Not enough has been written about Curtis. He’s come under criticism for “staging” photos–putting natives into traditional dress and ceremonies, and dramatic poses. And Egan has been criticized for not addressing that issue more in this book. But, as he pointed out, “Curtis was a documentarian only of a certain kind of life,”–the old life. He wanted that preserved before it was lost.
Initially, it’s clear Curtis saw this as a lucrative undertaking. He began his career when the American public was fascinated with the “Noble Savage.” He was encouraged by President Theodore Roosevelt and supported by the financier J.P. Morgan.
That changed. Interest in the American Indian waned in the affluent Jazz Age, followed by the Depression, and Curtis would spend the rest of his life scrounging money for his next excursion. He never drew a salary and even though he completed all 20 volumes of The North American Indian, he died penniless. He did, however, become an outspoken advocate for Native Americans during a time when few others were.
It’s an absorbing story–a disastrous home life, fascinating treks into wilderness areas (my favorite was his voyage to remote Nome and finding happy, healthy villages), short stints as a photographer in Hollywood to fund the next excursion, and hair-raising adventures. Twice, newspapers were preparing his obituary as reports of his being missing at sea drifted in.

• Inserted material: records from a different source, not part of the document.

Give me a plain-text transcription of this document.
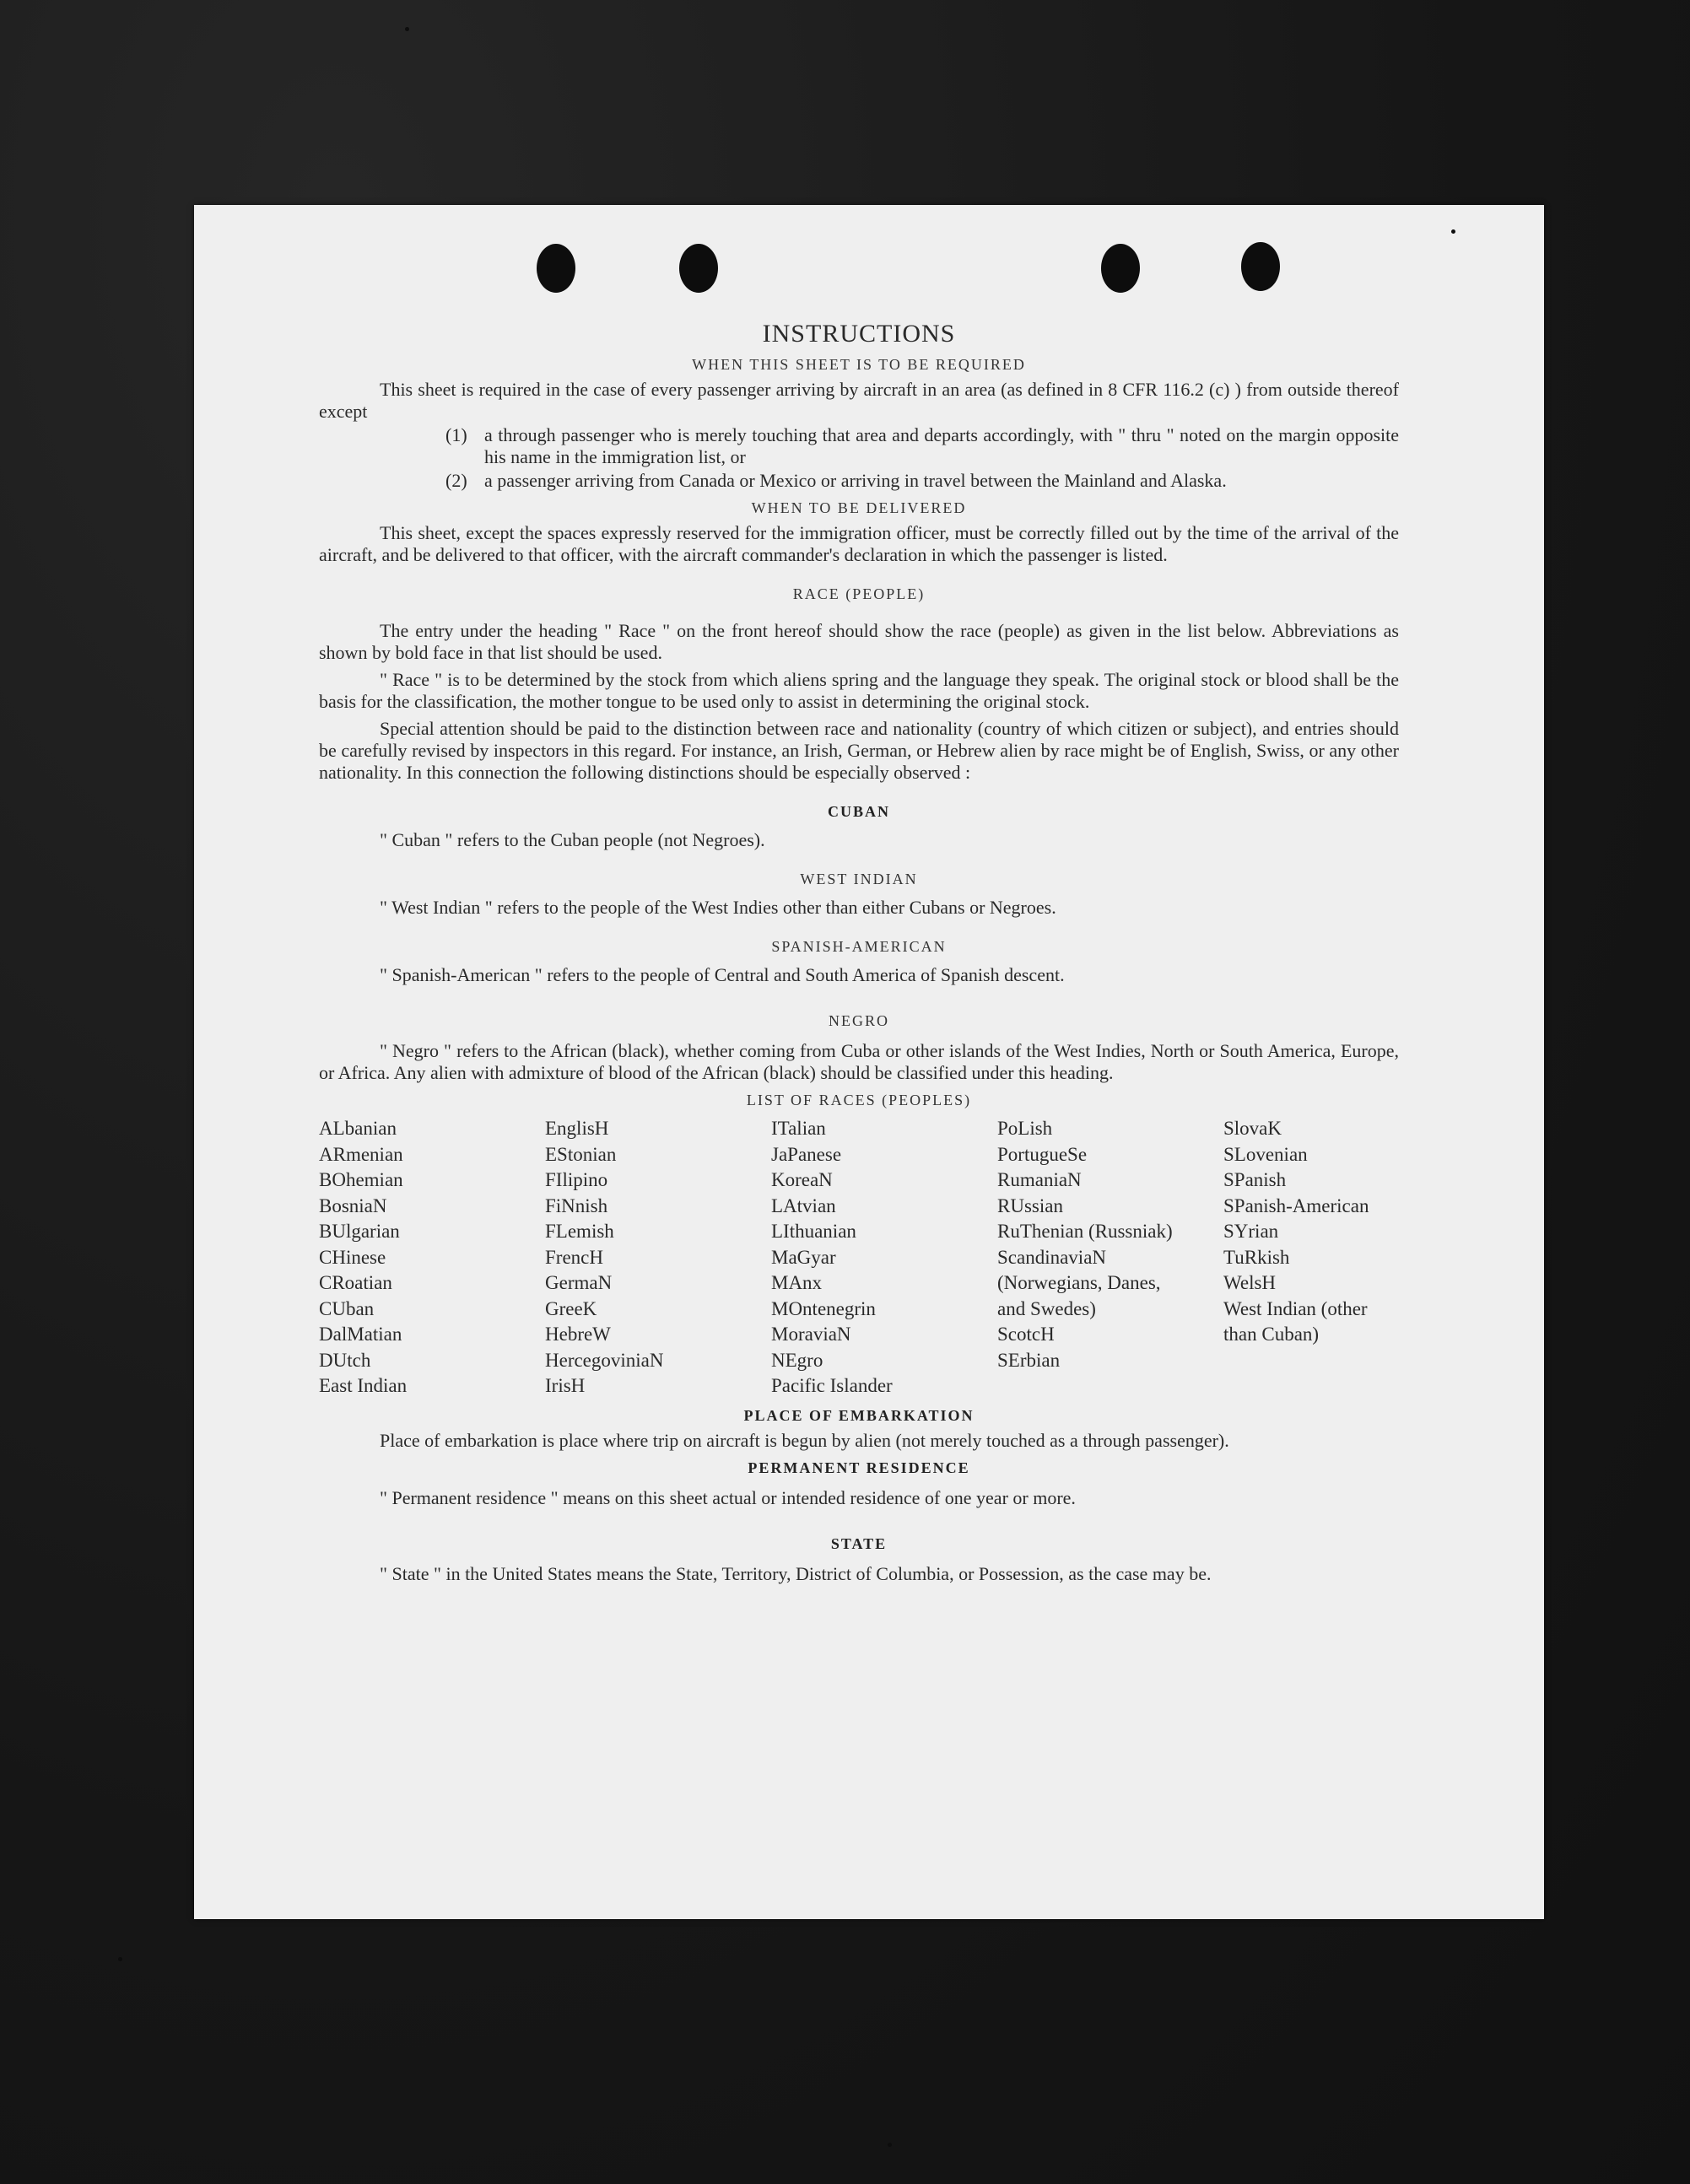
INSTRUCTIONS
WHEN THIS SHEET IS TO BE REQUIRED

This sheet is required in the case of every passenger arriving by aircraft in an area (as defined in 8 CFR 116.2 (c) ) from outside thereof except

(1) a through passenger who is merely touching that area and departs accordingly, with " thru " noted on the margin opposite his name in the immigration list, or
(2) a passenger arriving from Canada or Mexico or arriving in travel between the Mainland and Alaska.
WHEN TO BE DELIVERED

This sheet, except the spaces expressly reserved for the immigration officer, must be correctly filled out by the time of the arrival of the aircraft, and be delivered to that officer, with the aircraft commander's declaration in which the passenger is listed.

RACE (PEOPLE)

The entry under the heading " Race " on the front hereof should show the race (people) as given in the list below. Abbreviations as shown by bold face in that list should be used.

" Race " is to be determined by the stock from which aliens spring and the language they speak. The original stock or blood shall be the basis for the classification, the mother tongue to be used only to assist in determining the original stock.

Special attention should be paid to the distinction between race and nationality (country of which citizen or subject), and entries should be carefully revised by inspectors in this regard. For instance, an Irish, German, or Hebrew alien by race might be of English, Swiss, or any other nationality. In this connection the following distinctions should be especially observed :

CUBAN

" Cuban " refers to the Cuban people (not Negroes).

WEST INDIAN

" West Indian " refers to the people of the West Indies other than either Cubans or Negroes.

SPANISH-AMERICAN

" Spanish-American " refers to the people of Central and South America of Spanish descent.

NEGRO

" Negro " refers to the African (black), whether coming from Cuba or other islands of the West Indies, North or South America, Europe, or Africa. Any alien with admixture of blood of the African (black) should be classified under this heading.

LIST OF RACES (PEOPLES)
ALbanian
ARmenian
BOhemian
BosniaN
BUlgarian
CHinese
CRoatian
CUban
DalMatian
DUtch
East Indian
EnglisH
EStonian
FIlipino
FiNnish
FLemish
FrencH
GermaN
GreeK
HebreW
HercegoviniaN
IrisH
ITalian
JaPanese
KoreaN
LAtvian
LIthuanian
MaGyar
MAnx
MOntenegrin
MoraviaN
NEgro
Pacific Islander
PoLish
PortugueSe
RumaniaN
RUssian
RuThenian (Russniak)
ScandinaviaN (Norwegians, Danes, and Swedes)
ScotcH
SErbian
SlovaK
SLovenian
SPanish
SPanish-American
SYrian
TuRkish
WelsH
West Indian (other than Cuban)
PLACE OF EMBARKATION

Place of embarkation is place where trip on aircraft is begun by alien (not merely touched as a through passenger).

PERMANENT RESIDENCE

" Permanent residence " means on this sheet actual or intended residence of one year or more.

STATE

" State " in the United States means the State, Territory, District of Columbia, or Possession, as the case may be.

I especially enjoyed the descriptions of all the people surrounding Curtis–his team of men and women (and his children!) who devoted their lives to this “losing” enterprise, his meeting with J.P. Morgan, his relationship with Morgan’s cold secretary (who held a secret in her past), his photography sessions with President Roosevelt and his family. Lots of good stories! I also appreciated the Curtis photos at the end of each chapter, photos Egan had described in that particular chapter.
After I finished reading the book, I ran across a review of another Curtis book back in 1985 in the Pacific Magazine of The Seattle Times/Seattle Post-Intelligencer. The review quoted Leonard Forsman, manager of the Suquamish Tribal Museum at that time. Today he is chairman of the Suquamish Tribe, not far from my home.
“Some of his images are a little stereotyped, showing people looking off into the distance in a noble pose, but he’s helped our museum document a number of traditions we have no other record of….There’s no feeling that he was exploiting the tribes.”
I’ve always appreciated Timothy Egan for his exacting research and his gifts as a story-teller that compel me to keep turning the pages. Once again, he hasn’t disappointed me.